“Gesundheit!”
“I was wondering,” Elliott said, “just out of curiosity, you know, which paper do you work for?”
“I work for this one or that one. I am freelance.”
“Freelance, eh? I see, yes.”
“But it is not for the newspaper I come to see you. For the newspaper it is to talk with archaeologists, not geologists, that is my purpose.”
These words cleared any doubt remaining in Elliott’s mind as to the true nature and purpose of his visitor. “Naturally,” he said. “We are a lesser breed altogether.”
“Ha-ha. Lesser breed, very good. You Americans have a sense of humor very special. My good chap, I do not want to take up your time, so I will come to the point without delaying more. I am carrying a letter from Herr Kruckman of the Deutsche Bank giving me authority to collect the reports that so far you have made and take them back with me to Berlin when I return. Herr Kruckman is a close friend of your Lord Rampling, they have many interests in common.”
“You mean Zurich, I suppose.”
“Eh? No, no, I am stationed in Berlin.”
By this time Elliott was feeling constrained to keep to the lines of the dialogue as far as he could remember them, as if there were an audience somewhere that expected it of him, having enjoyed the first performance. “I have not made any reports as yet,” he said. “It was not part of my commission to make reports at this stage. There must be some mistake.”
“No, there is no mistake. I have the letter here.” Spahl’s hand went to the inside pocket of his coat.
“I don’t need to see the letter; I have no doubt it is genuine. I mean some mistake in the instructions, some misunderstanding about the terms on which I was employed.”
“If reports you do not have, it will be enough to take your notes and papers.”
“How is it that you were landed with this job?”
“Landed? Oh, yes, to land from a ship. It is an accident. They know I am leaving for Mesopotamia to do the article, they know I am traveling here in this region—”
“I see, yes. It seemed a good idea for you to pick up the papers as you were passing by.”
“Exactly, yes.” Spahl shot a sharp glance around the room. “You have them here, the notes?”
Elliott explained—he was more fluent now than on the first occasion—that he had notes, yes, but for reasons of security he had used a private language of symbols that no one else could possibly decipher. He would need some days in order to summarize these in the form of a report and add some important facts that had come to light recently and had not been written up yet.

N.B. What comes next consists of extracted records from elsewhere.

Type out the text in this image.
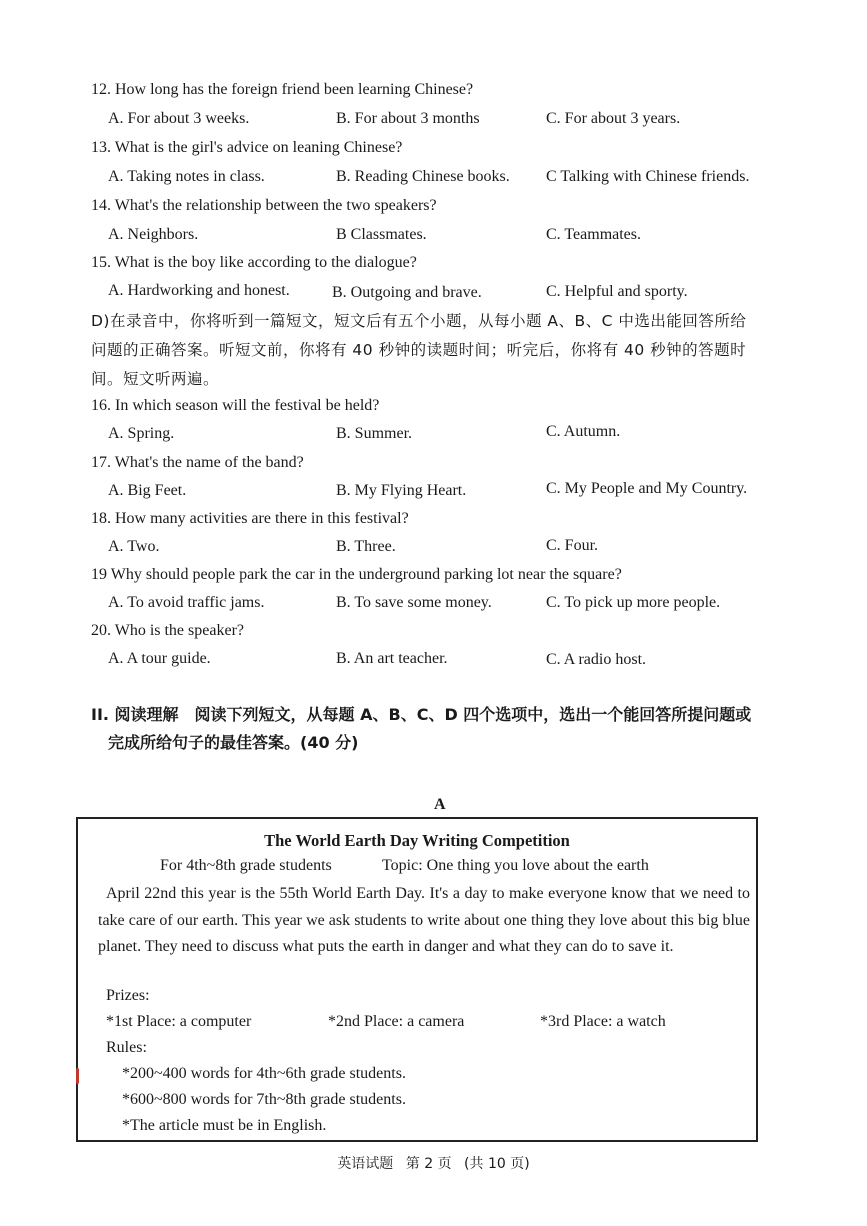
12. How long has the foreign friend been learning Chinese?
A. For about 3 weeks.	B. For about 3 months	C. For about 3 years.
13. What is the girl's advice on leaning Chinese?
A. Taking notes in class.	B. Reading Chinese books. C Talking with Chinese friends.
14. What's the relationship between the two speakers?
A. Neighbors.	B Classmates.	C. Teammates.
15. What is the boy like according to the dialogue?
A. Hardworking and honest.	B. Outgoing and brave.	C. Helpful and sporty.
D)在录音中，你将听到一篇短文，短文后有五个小题，从每小题 A、B、C 中选出能回答所给
问题的正确答案。听短文前，你将有 40 秒钟的读题时间；听完后，你将有 40 秒钟的答题时
间。短文听两遍。
16. In which season will the festival be held?
A. Spring.	B. Summer.	C. Autumn.
17. What's the name of the band?
A. Big Feet.	B. My Flying Heart.	C. My People and My Country.
18. How many activities are there in this festival?
A. Two.	B. Three.	C. Four.
19 Why should people park the car in the underground parking lot near the square?
A. To avoid traffic jams.	B. To save some money.	C. To pick up more people.
20. Who is the speaker?
A. A tour guide.	B. An art teacher.	C. A radio host.
II. 阅读理解　阅读下列短文，从每题 A、B、C、D 四个选项中，选出一个能回答所提问题或
完成所给句子的最佳答案。(40 分)
A
The World Earth Day Writing Competition
For 4th~8th grade students	Topic: One thing you love about the earth

April 22nd this year is the 55th World Earth Day. It's a day to make everyone know that we need to take care of our earth. This year we ask students to write about one thing they love about this big blue planet. They need to discuss what puts the earth in danger and what they can do to save it.

Prizes:
*1st Place: a computer	*2nd Place: a camera	*3rd Place: a watch
Rules:
*200~400 words for 4th~6th grade students.
*600~800 words for 7th~8th grade students.
*The article must be in English.
英语试题 第 2 页 (共 10 页)
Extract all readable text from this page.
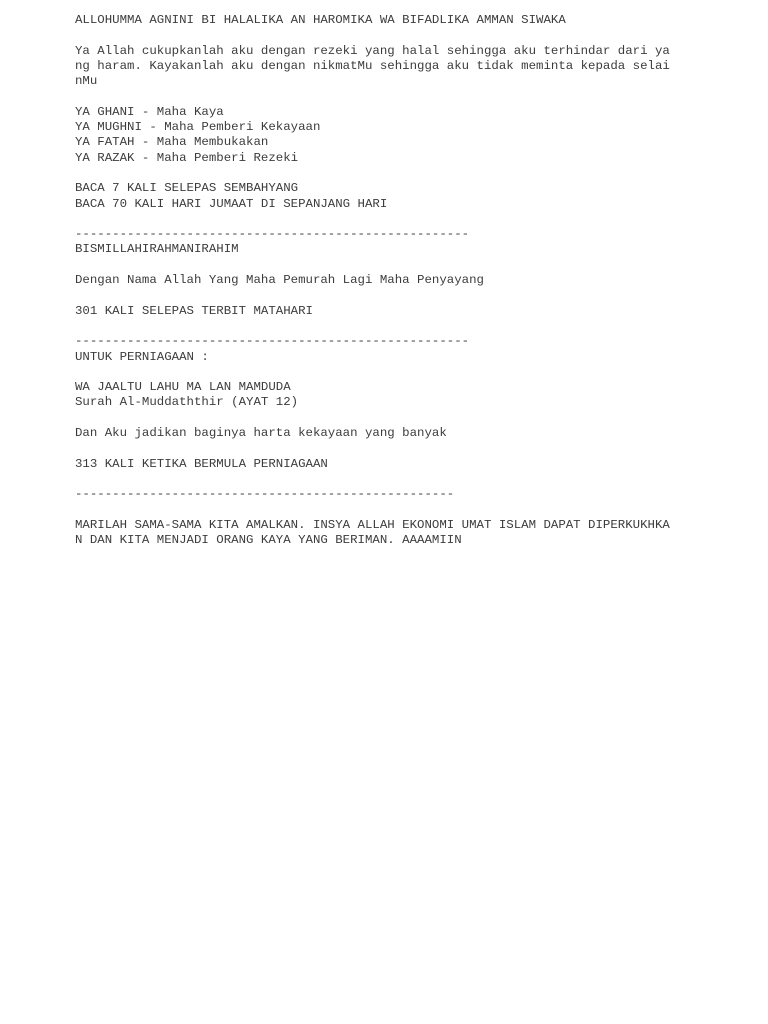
ALLOHUMMA AGNINI BI HALALIKA AN HAROMIKA WA BIFADLIKA AMMAN SIWAKA
Ya Allah cukupkanlah aku dengan rezeki yang halal sehingga aku terhindar dari ya
ng haram. Kayakanlah aku dengan nikmatMu sehingga aku tidak meminta kepada selai
nMu
YA GHANI - Maha Kaya
YA MUGHNI - Maha Pemberi Kekayaan
YA FATAH - Maha Membukakan
YA RAZAK - Maha Pemberi Rezeki
BACA 7 KALI SELEPAS SEMBAHYANG
BACA 70 KALI HARI JUMAAT DI SEPANJANG HARI
-----------------------------------------------------
BISMILLAHIRAHMANIRAHIM
Dengan Nama Allah Yang Maha Pemurah Lagi Maha Penyayang
301 KALI SELEPAS TERBIT MATAHARI
-----------------------------------------------------
UNTUK PERNIAGAAN :
WA JAALTU LAHU MA LAN MAMDUDA
Surah Al-Muddaththir (AYAT 12)
Dan Aku jadikan baginya harta kekayaan yang banyak
313 KALI KETIKA BERMULA PERNIAGAAN
---------------------------------------------------
MARILAH SAMA-SAMA KITA AMALKAN. INSYA ALLAH EKONOMI UMAT ISLAM DAPAT DIPERKUKHKA
N DAN KITA MENJADI ORANG KAYA YANG BERIMAN. AAAAMIIN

He watched Spahl considering, guessed at the calculations going on behind those small, sharp eyes. And it was now, in these few moments, while he was hoping Spahl would understand that he had to be kept alive, at least until the report was made, that the idea came to him for a radical departure from the script. It was a difficult decision to make; Manning was keeping a watch on all his movements; it was almost certain that he would already know about this nighttime visit. He would have guessed immediately what Spahl was up to. He would have decided to kill Spahl to make sure no private arrangements were made, no privileged information passed on to him. Spahl would be a sitting duck; he could have no idea that the major was any other than he seemed. Was that more, or less, dangerous to himself? If they were both in the know, it might give him a breathing space. And there was a chance that one of them would succeed in killing the other, thus halving the opposition.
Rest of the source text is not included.